Miya Folick wears her heart on her nails.
Right after a big break-up, the Los Angeles-based musician decided to paint them blood red, and she wore that color for a year after. Her 2015 EP, Strange Darling, features one hand of nails she polished herself—as a rightie, she could only paint her left—and the cover for her May 2019 single, “Malibu Barbie,” showcases a set of pink acrylics. Folick’s entrancing songs interrogate love, anxiety, and trauma (the track “Deadbody” is something of a #MeToo anthem: “The alternative title for this song was ‘Dear, Harvey,’” she wrote on Instagram), while her pared-back yet open-minded approach to beauty is evident in every visual accompaniment, be it a music video or Instagram post.
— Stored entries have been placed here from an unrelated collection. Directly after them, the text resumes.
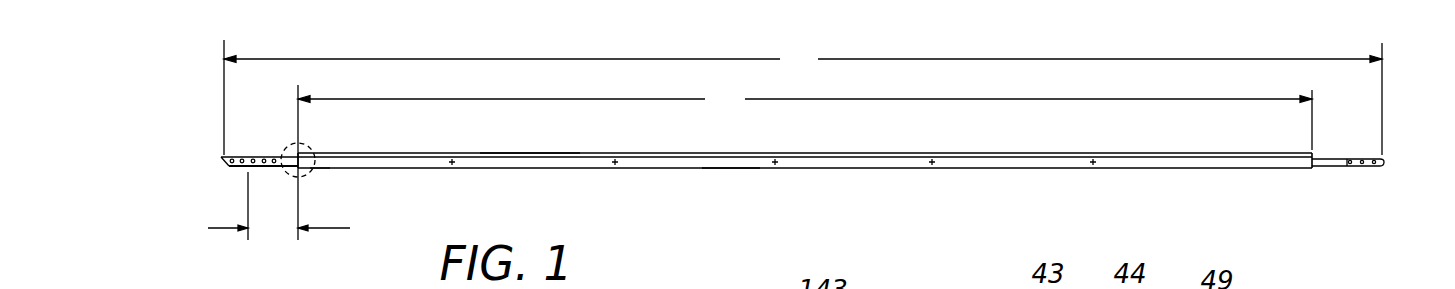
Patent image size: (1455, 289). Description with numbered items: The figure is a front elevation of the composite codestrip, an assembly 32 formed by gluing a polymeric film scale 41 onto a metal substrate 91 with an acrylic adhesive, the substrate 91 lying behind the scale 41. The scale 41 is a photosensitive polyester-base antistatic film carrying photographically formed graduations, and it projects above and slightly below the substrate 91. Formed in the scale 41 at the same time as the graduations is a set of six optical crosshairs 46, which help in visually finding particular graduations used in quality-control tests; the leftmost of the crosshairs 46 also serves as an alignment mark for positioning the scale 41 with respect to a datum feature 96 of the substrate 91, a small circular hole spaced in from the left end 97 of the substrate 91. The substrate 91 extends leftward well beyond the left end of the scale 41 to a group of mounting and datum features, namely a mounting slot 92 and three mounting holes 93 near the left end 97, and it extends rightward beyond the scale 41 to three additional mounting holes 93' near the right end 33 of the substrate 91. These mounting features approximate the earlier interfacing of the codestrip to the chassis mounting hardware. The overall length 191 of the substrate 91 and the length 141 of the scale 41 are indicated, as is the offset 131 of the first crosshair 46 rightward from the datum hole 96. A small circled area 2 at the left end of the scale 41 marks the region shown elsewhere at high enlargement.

The enlarged area 2 is at (317, 152).
The assembly 32 is at (1200, 180).
The right end of the substrate 33 is at (1384, 162).
The polymeric film scale 41 is at (565, 173).
The optical crosshairs 46 is at (310, 168).
The metal substrate 91 is at (272, 168).
The mounting slot 92 is at (233, 157).
The mounting holes 93 is at (258, 117).
The additional mounting holes 93' is at (1385, 201).
The datum feature 96 is at (243, 168).
The left end of the substrate 97 is at (223, 157).
The offset of first crosshair from datum hole 131 is at (256, 207).
The length of the scale 141 is at (805, 162).
The length of the substrate 191 is at (803, 97).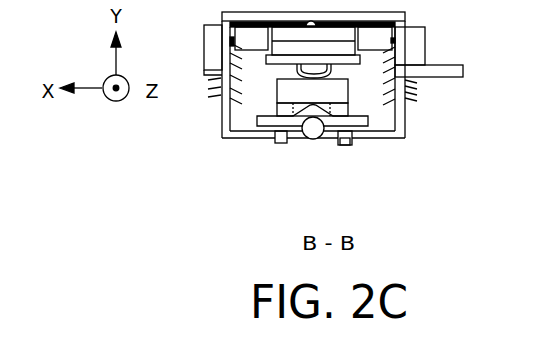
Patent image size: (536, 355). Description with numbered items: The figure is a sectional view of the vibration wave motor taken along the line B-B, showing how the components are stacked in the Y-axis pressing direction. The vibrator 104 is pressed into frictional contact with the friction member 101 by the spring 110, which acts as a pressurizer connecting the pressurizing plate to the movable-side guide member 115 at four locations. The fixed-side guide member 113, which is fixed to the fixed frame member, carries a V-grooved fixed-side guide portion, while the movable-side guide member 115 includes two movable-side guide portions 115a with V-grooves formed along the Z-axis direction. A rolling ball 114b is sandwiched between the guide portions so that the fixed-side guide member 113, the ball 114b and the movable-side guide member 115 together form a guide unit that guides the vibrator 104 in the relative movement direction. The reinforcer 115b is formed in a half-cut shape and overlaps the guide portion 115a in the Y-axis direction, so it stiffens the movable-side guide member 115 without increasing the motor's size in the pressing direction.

The friction member 101 is at (341, 93).
The vibrator 104 is at (272, 72).
The spring 110 is at (418, 86).
The fixed-side guide member 113 is at (229, 135).
The ball 114b is at (277, 143).
The movable-side guide member 115 is at (383, 139).
The movable-side guide portion 115a is at (322, 142).
The reinforcer 115b is at (352, 142).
“When I made Strange Darling, I was finding myself in an active way, really trying a lot of things, and a lot of those things were beauty related,” Folick says. “I was wearing makeup for the first time, doing beauty for the first time, trying out what it felt like to wear more revealing clothing.” Growing up, she wore her hair down to her hips, and prided herself on taking a natural approach to beauty. This year, her choppy pixie cut has fluttered between shades of magenta, Starburst pink, and faded platinum. “I think makeup and beauty and nails is all so interesting, because as women...I feel like we’re not allowed to do anything without it meaning we care too much about other people’s opinions,” she says. Still, Folick is experimenting in the face of such societal tension.
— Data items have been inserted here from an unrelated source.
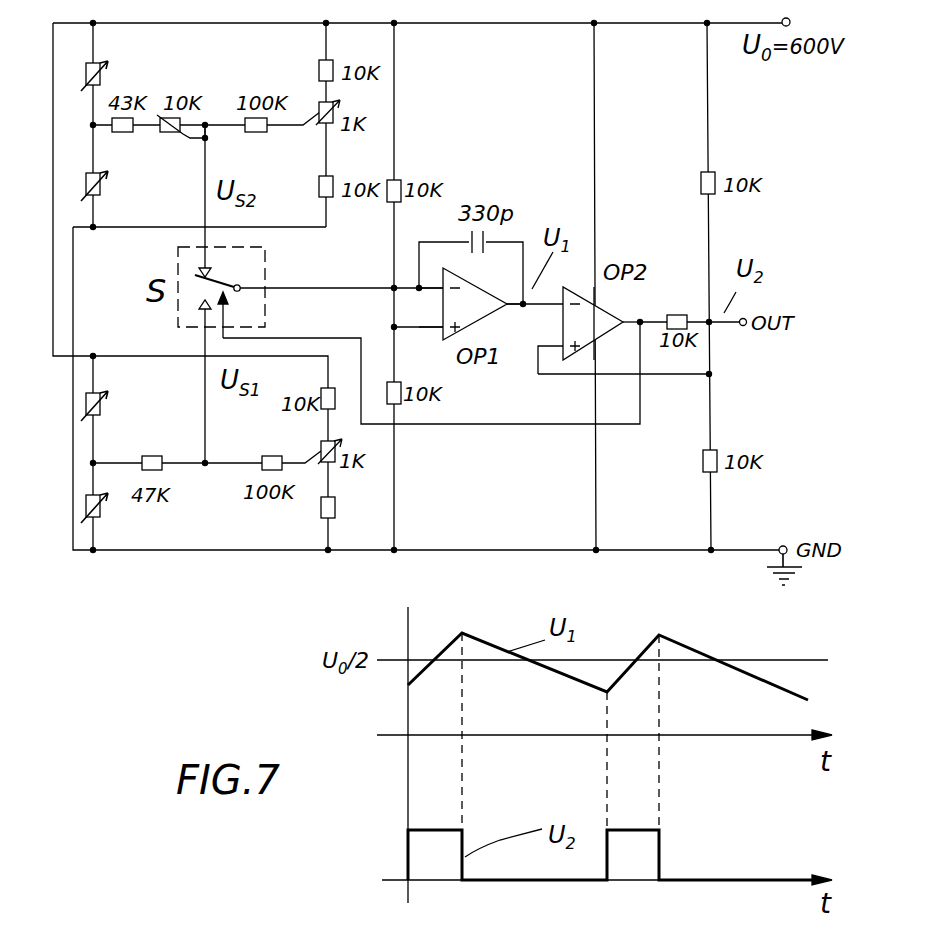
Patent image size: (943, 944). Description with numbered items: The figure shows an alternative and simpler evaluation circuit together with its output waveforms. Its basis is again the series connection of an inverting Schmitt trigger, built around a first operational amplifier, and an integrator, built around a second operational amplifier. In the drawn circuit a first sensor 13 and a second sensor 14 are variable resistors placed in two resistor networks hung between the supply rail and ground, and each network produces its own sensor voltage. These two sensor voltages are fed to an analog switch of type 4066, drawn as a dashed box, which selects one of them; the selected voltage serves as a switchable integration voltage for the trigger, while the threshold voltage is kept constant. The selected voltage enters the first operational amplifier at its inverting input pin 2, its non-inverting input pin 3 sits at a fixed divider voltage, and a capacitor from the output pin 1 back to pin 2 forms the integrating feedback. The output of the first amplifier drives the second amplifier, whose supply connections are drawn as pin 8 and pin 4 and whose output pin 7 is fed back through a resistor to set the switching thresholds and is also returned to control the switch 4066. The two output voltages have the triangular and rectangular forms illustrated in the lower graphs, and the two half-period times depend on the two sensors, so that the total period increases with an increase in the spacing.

The sensor (temperature-dependent resistor) 13 is at (132, 448).
The sensor (temperature-dependent resistor) 14 is at (147, 119).
The analog switch IC 4066 is at (254, 291).
The OP1 output pin 1 is at (512, 291).
The OP1 inverting input pin 2 is at (431, 274).
The OP1 non-inverting input pin 3 is at (431, 314).
The OP2 negative supply pin 4 is at (604, 343).
The OP2 output pin 7 is at (628, 309).
The OP2 positive supply pin 8 is at (583, 297).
She’s on the phone while she walks the 40 minutes to Modo Yoga (she and her girlfriend, Kristine Flaherty, the musician known as K. Flay, agree that walking in L.A. is totally possible—those who don’t consider it might just be lazy). It’s a brief stationary moment ahead of a packed fall schedule: Folick is currently on tour with Bishop Briggs, and headlining her own shows around the country. Last week, she released a haunting cover of Death Cab for Cutie’s tearjerker, “I Will Follow You Into the Dark.” Amidst all the movement, Folick stays centered with daily workouts and a beauty routine composed of only the essentials. Here, she breaks down the key steps for simple, on-the-go wellness.
Pack light, with small luxuries: “I think it’s important to have a beauty ritual that is extremely simple but that incorporates certain luxuries. So for me, when I go on tour, I bring the Japanese kind of exfoliation towel, but I cut it in half so it dries really easily. And then I bring Cetaphil moisturizer and face wash.” Folick also swears by Supergoop’s Unseen Sunscreen, and rosewater spray. “Misting my face with rosewater spray makes me feel like I went to the spa.”
You can always find a bag of lettuce: “I make sure that they always have carrots and broccoli and hummus for me to eat [backstage]...If I’m in a particularly desperate moment on the road, I’ll just find a grocery store and buy a bag of lettuce and eat it out of the bag. Like, in certain areas of America that are food deserts, I’m just at Walmart buying a bag of lettuce, dipping it in hummus.”
A workout studio serves as a safe space: “I have ClassPass, which I can use pretty much everywhere. And there are certain exercise classes that I’m familiar with and that are chains. They make me feel at home and safe in these random cities all over the world. Like right now I’m walking to Modo in L.A., but there’s a Modo in Montreal, there’s a Modo in New York. I go to them and it feels safe. When I can go to yoga on tour that’s the best day.”
Trust yourself on a tattoo: “I have a few that are text, and I just get them when I feel like it. I have a pretty good balance between trying to pick things that I like and care about, but also not overthinking things too much. Sometimes I just feel like getting a tattoo, and I just get one...Right now, what I want to get is something really beautifully floral. Because I don’t really have a lot of color, and I don’t really have a lot of things that are just pretty. Most of my tattoos are just text, or kind of more meaningful tattoos I guess, but I want something that’s purely beautiful, like flowers.
It’s pretty much been all different people. It’s kind of just been when I get one I get it from a different person. But the floral one, my ideal person to get it from is this woman Jess Chen, in Toronto. [Her work is] just so delicate, and the colors are so beautiful.”